Differentiation and Connection of the Bacterial Community Associated with <i>Silene nigrescens</i> Along the Soil-to-Plant Continuum in the Sub-Nival Belt of the Qiangyong Glacier

Plant microbiomes provide significant fitness advantages to their plant hosts, especially in the sub-nival belt. Studies to date have primarily focused on belowground communities in this region. Here we utilized high-throughput DNA sequencing to quantify bacterial communities in the rhizosphere soil as well as in the root and leaf endosphere compartments of Silene nigrescens to uncover the differentiation and interconnections of these bacterial communities along the soil-to-plant continuum. Our findings revealed that the bacterial communities exhibit notable variation across different plant compartment niches: the rhizosphere soil, root endosphere, and leaf endosphere. There was a progressive decline in diversity, network complexity, network modularity, and niche breadth from the rhizosphere soil to the root endosphere, and further to the leaf endosphere. Conversely, both the host plant selection effect and the stability of these communities showed an increasing trend.

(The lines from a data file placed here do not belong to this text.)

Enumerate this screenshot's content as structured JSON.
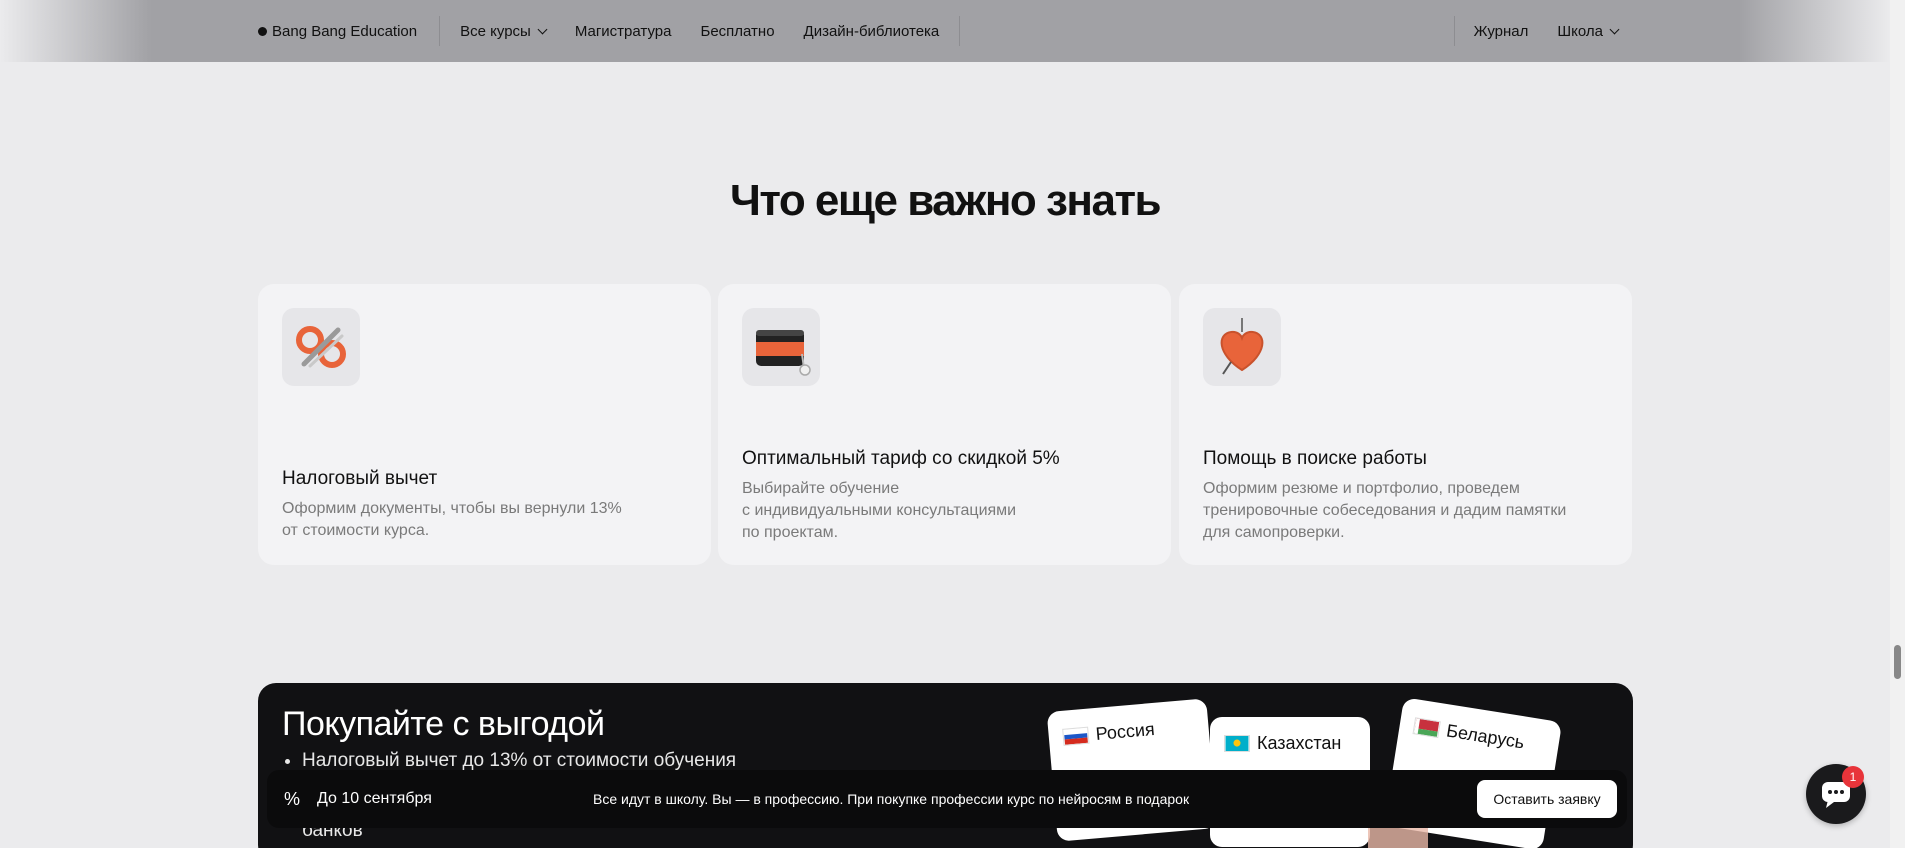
{
  "nav": {
    "brand": "Bang Bang Education",
    "links": [
      "Все курсы",
      "Магистратура",
      "Бесплатно",
      "Дизайн-библиотека"
    ],
    "right_links": [
      "Журнал",
      "Школа"
    ]
  },
  "section": {
    "title": "Что еще важно знать"
  },
  "cards": [
    {
      "title": "Налоговый вычет",
      "text": "Оформим документы, чтобы вы вернули 13%\nот стоимости курса.",
      "icon": "percent-icon"
    },
    {
      "title": "Оптимальный тариф со скидкой 5%",
      "text": "Выбирайте обучение\nс индивидуальными консультациями\nпо проектам.",
      "icon": "wallet-icon"
    },
    {
      "title": "Помощь в поиске работы",
      "text": "Оформим резюме и портфолио, проведем\nтренировочные собеседования и дадим памятки\nдля самопроверки.",
      "icon": "heart-icon"
    }
  ],
  "promo": {
    "title": "Покупайте с выгодой",
    "items": [
      "Налоговый вычет до 13% от стоимости обучения"
    ],
    "tail": "банков",
    "countries": [
      "Россия",
      "Казахстан",
      "Беларусь"
    ]
  },
  "bar": {
    "icon": "%",
    "date": "До 10 сентября",
    "message": "Все идут в школу. Вы — в профессию. При покупке профессии курс по нейросям в подарок",
    "button": "Оставить заявку"
  },
  "chat": {
    "badge": "1"
  },
  "colors": {
    "background": "#ebebed",
    "card": "#f3f3f5",
    "dark": "#111113",
    "accent": "#e8643a",
    "badge": "#e8343a"
  }
}
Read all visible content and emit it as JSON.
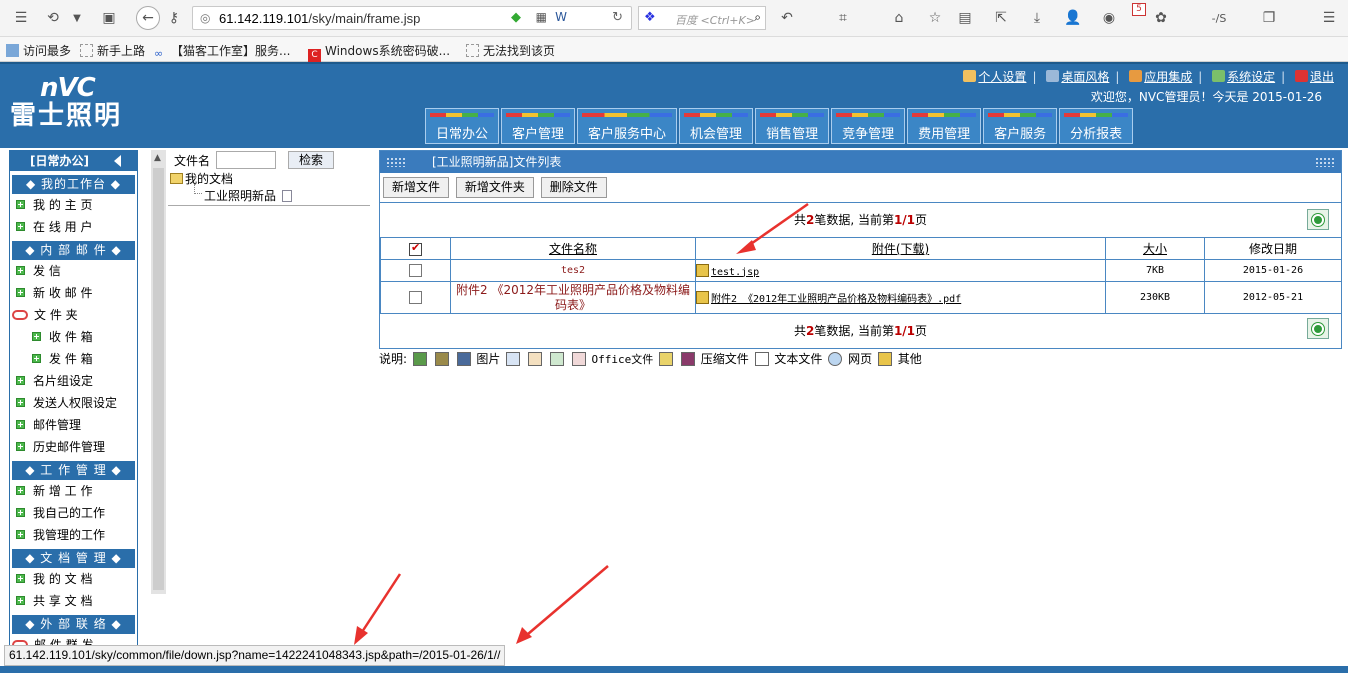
{
  "browser": {
    "url_host": "61.142.119.101",
    "url_path": "/sky/main/frame.jsp",
    "search_placeholder": "百度 <Ctrl+K>",
    "badge_count": "5",
    "bookmarks": [
      "访问最多",
      "新手上路",
      "【猫客工作室】服务...",
      "Windows系统密码破...",
      "无法找到该页"
    ]
  },
  "header": {
    "logo_top": "nVC",
    "logo_bottom": "雷士照明",
    "links": [
      "个人设置",
      "桌面风格",
      "应用集成",
      "系统设定",
      "退出"
    ],
    "welcome": "欢迎您，NVC管理员！今天是 2015-01-26",
    "tabs": [
      "日常办公",
      "客户管理",
      "客户服务中心",
      "机会管理",
      "销售管理",
      "竞争管理",
      "费用管理",
      "客户服务",
      "分析报表"
    ]
  },
  "sidebar": {
    "title": "[日常办公]",
    "s1": "◆ 我的工作台 ◆",
    "my_home": "我 的 主 页",
    "online_users": "在 线 用 户",
    "s2": "◆ 内 部 邮 件 ◆",
    "send": "发 信",
    "new_mail": "新 收 邮 件",
    "folder": "文 件 夹",
    "inbox": "收 件 箱",
    "outbox": "发 件 箱",
    "card_group": "名片组设定",
    "sender_perm": "发送人权限设定",
    "mail_mgmt": "邮件管理",
    "history_mail": "历史邮件管理",
    "s3": "◆ 工 作 管 理 ◆",
    "new_work": "新 增 工 作",
    "my_work": "我自己的工作",
    "managed_work": "我管理的工作",
    "s4": "◆ 文 档 管 理 ◆",
    "my_docs": "我 的 文 档",
    "shared_docs": "共 享 文 档",
    "s5": "◆ 外 部 联 络 ◆",
    "mass_mail": "邮 件 群 发"
  },
  "tree": {
    "label": "文件名",
    "search_btn": "检索",
    "root": "我的文档",
    "child": "工业照明新品"
  },
  "panel": {
    "title": "[工业照明新品]文件列表",
    "btn_new_file": "新增文件",
    "btn_new_folder": "新增文件夹",
    "btn_delete": "删除文件",
    "pager_pre": "共",
    "pager_count": "2",
    "pager_mid": "笔数据, 当前第",
    "pager_page": "1/1",
    "pager_post": "页",
    "columns": [
      "文件名称",
      "附件(下载)",
      "大小",
      "修改日期"
    ],
    "rows": [
      {
        "name": "tes2",
        "attachment": "test.jsp",
        "size": "7KB",
        "date": "2015-01-26"
      },
      {
        "name": "附件2 《2012年工业照明产品价格及物料编码表》",
        "attachment": "附件2 《2012年工业照明产品价格及物料编码表》.pdf",
        "size": "230KB",
        "date": "2012-05-21"
      }
    ]
  },
  "legend": {
    "label": "说明:",
    "image": "图片",
    "office": "Office文件",
    "zip": "压缩文件",
    "text": "文本文件",
    "web": "网页",
    "other": "其他"
  },
  "status": {
    "url": "61.142.119.101/sky/common/file/down.jsp?name=1422241048343.jsp&path=/2015-01-26/1//"
  },
  "colors": {
    "primary": "#2a6eaa",
    "panel_head": "#3a7bbd",
    "arrow": "#e8322e"
  }
}
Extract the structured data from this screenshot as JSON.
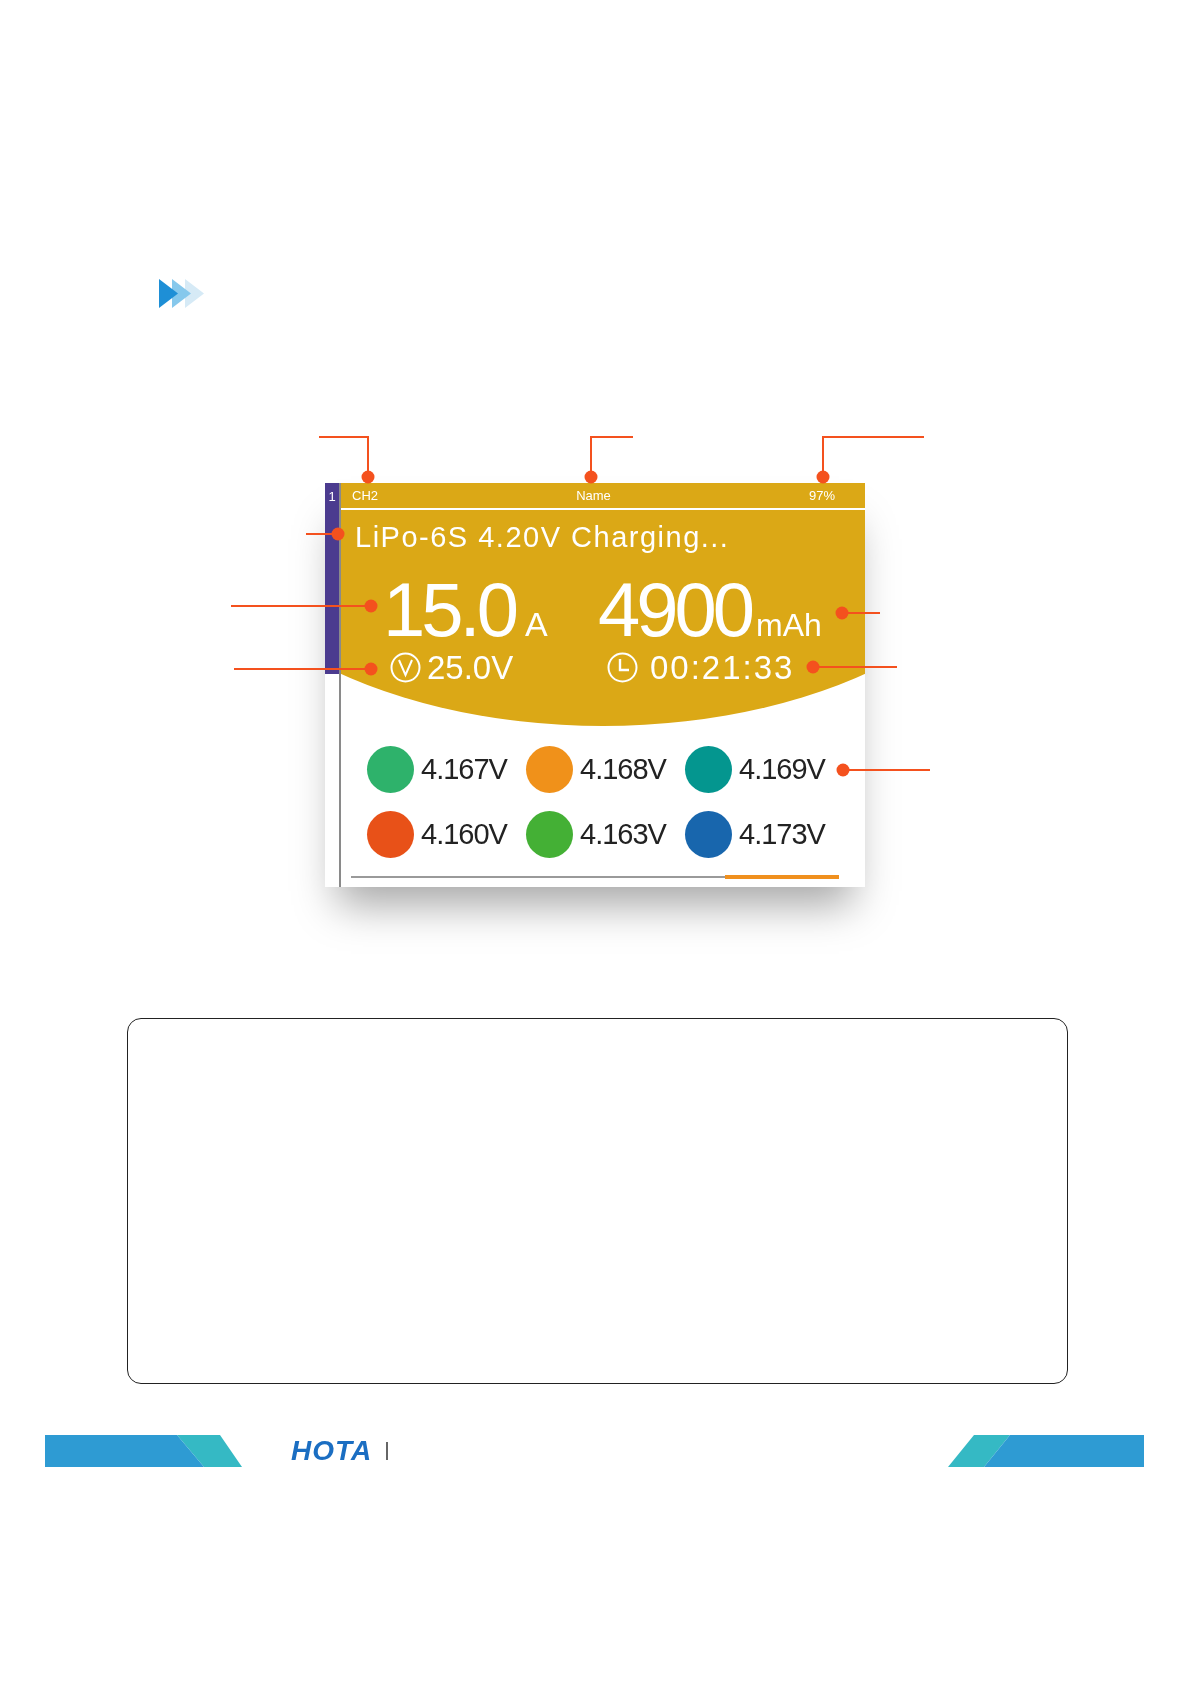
{
  "screen": {
    "slot": "1",
    "header": {
      "channel": "CH2",
      "name": "Name",
      "percent": "97%"
    },
    "status": "LiPo-6S 4.20V Charging...",
    "current": {
      "value": "15.0",
      "unit": "A"
    },
    "capacity": {
      "value": "4900",
      "unit": "mAh"
    },
    "voltage": "25.0V",
    "elapsed": "00:21:33",
    "cells": [
      {
        "voltage": "4.167V",
        "color": "#2eb26b"
      },
      {
        "voltage": "4.168V",
        "color": "#f0911a"
      },
      {
        "voltage": "4.169V",
        "color": "#04968f"
      },
      {
        "voltage": "4.160V",
        "color": "#e85118"
      },
      {
        "voltage": "4.163V",
        "color": "#44b035"
      },
      {
        "voltage": "4.173V",
        "color": "#1866ad"
      }
    ]
  },
  "footer": {
    "logo": "HOTA"
  }
}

Total nitrogen and total potassium emerged as crucial factors accounting for the observed differences in diversity and composition, respectively. Moreover, source-tracking analysis indicated a migration of bacterial communities between the rhizosphere soil, root endosphere, and leaf endosphere. The genera Pseudomonas, Mycobacterium, Conexibacter, Arthrobacter, Sphingomonas, Aureimonas, Devosia, Pseudarthrobacter, and Pseudonocardia constituted the core of the bacterial microbiome. These taxa are shared across all three compartment niches and function as key connector species. Notably, Pseudomonas stands out as the predominant taxon among these bacteria, with nitrogen being the most significant factor influencing its relative abundance. These findings provide a novel, integrative perspective on the plant microbiome within sub-nival ecosystems.